The exponential function is a fundamental mathematical concept that grows rapidly. When we write \(\exp(y)\), it means the same thing as \(e^y\), where \(e\) is approximately 2.71828. This number is irrational and often called Euler's number. The exponential function is hugely important due to its unique properties:

• Continuity: The exponential function is continuous everywhere on the real number line. This means no sudden jumps or breaks occur, regardless of the value of \(y\).
• Always positive: \(\exp(y)\) is always greater than zero, regardless of the input \(y\).
• Rapid growth: As \(y\) increases, \(\exp(y)\) grows very quickly. Conversely, as \(y\) becomes more negative, \(\exp(y)\) approaches zero but never reaches it.

In the function \(f(x) = \exp(-\sqrt{x-1})\), the exponential function ensures that the outputs remain continuous, as long as \(y = -\sqrt{x-1}\) is defined.
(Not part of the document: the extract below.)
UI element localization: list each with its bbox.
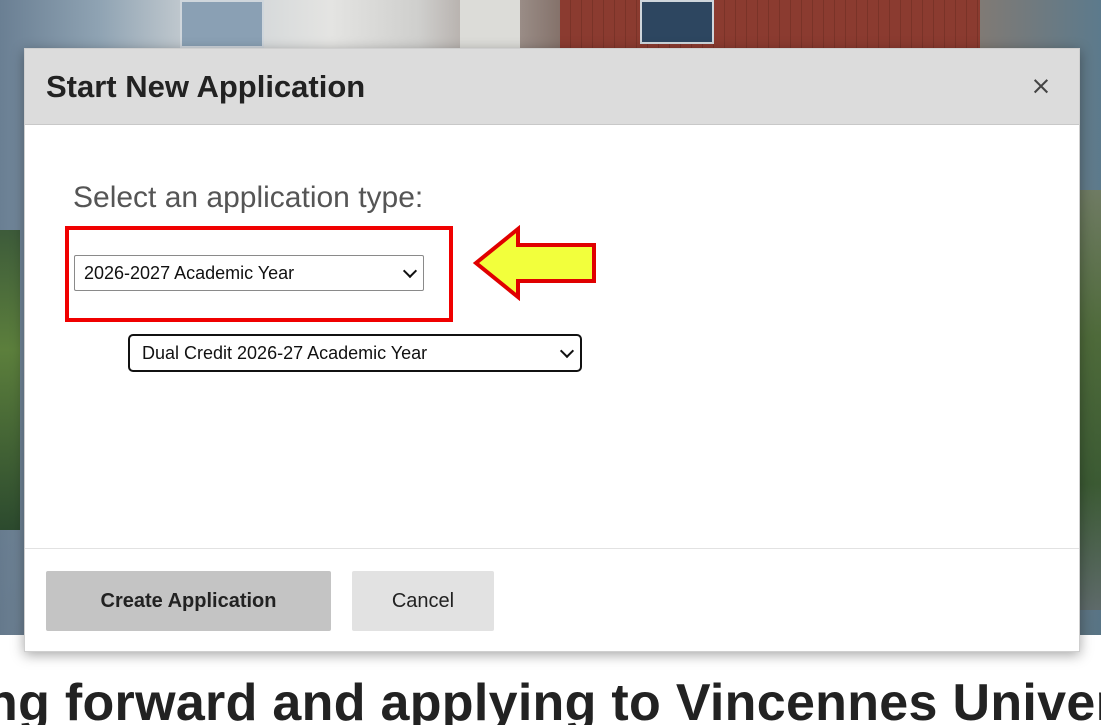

A square root function, written as \(\sqrt{x}\), is a function that gives us a number that, when squared, equals the original \(x\). It's a fundamental building block of algebra. Here are some key features:

• Non-negative inputs: The square root function is only defined for non-negative numbers. If \(y = \sqrt{x-1}\), then \(x-1\) must be greater than or equal to zero, which means \(x \geq 1\).
• Non-negative outputs: The outputs of \(\sqrt{x}\) are also non-negative, which is why it’s shown as "cpm" when referring to possible positive and negative roots.
• Continuous but not globally defined: While the function is continuous for its defined set, not all real numbers can be plugged into a square root function.

Thus, in the composite function \(f(x) = \exp(-\sqrt{x-1})\), \(\sqrt{x-1}\) restricts the domain to values of \(x\) greater than or equal to 1.

Understanding the domain of a function is key to determining where a function is correctly defined. The domain refers to all the possible input values (often

represented as \(x\)) that you can put into a function without hitting mathematical complications, like division by zero or taking the square root of a negative number.

• Defining Criteria: When considering the domain of a composite function like \(f(x) = \exp(-\sqrt{x-1})\), you need to consider each part: ensure that the square root is defined, which means \(x \geq 1\).
• Composite Functions: Once you have established where each component of a composite function is defined, plug those values into each part to confirm they all produce valid outputs.
• Implications for Continuity: The domain directly affects continuity; if a value is outside the domain, the function ceases to be continuous at that point.

In summary, for the function \(f(x) = \exp(-\sqrt{x-1})\), we find the domain by looking at the inside of the square root. Because it needs to be zero or positive, we conclude that \(x \geq 1\) is the domain ensuring continuity across those values.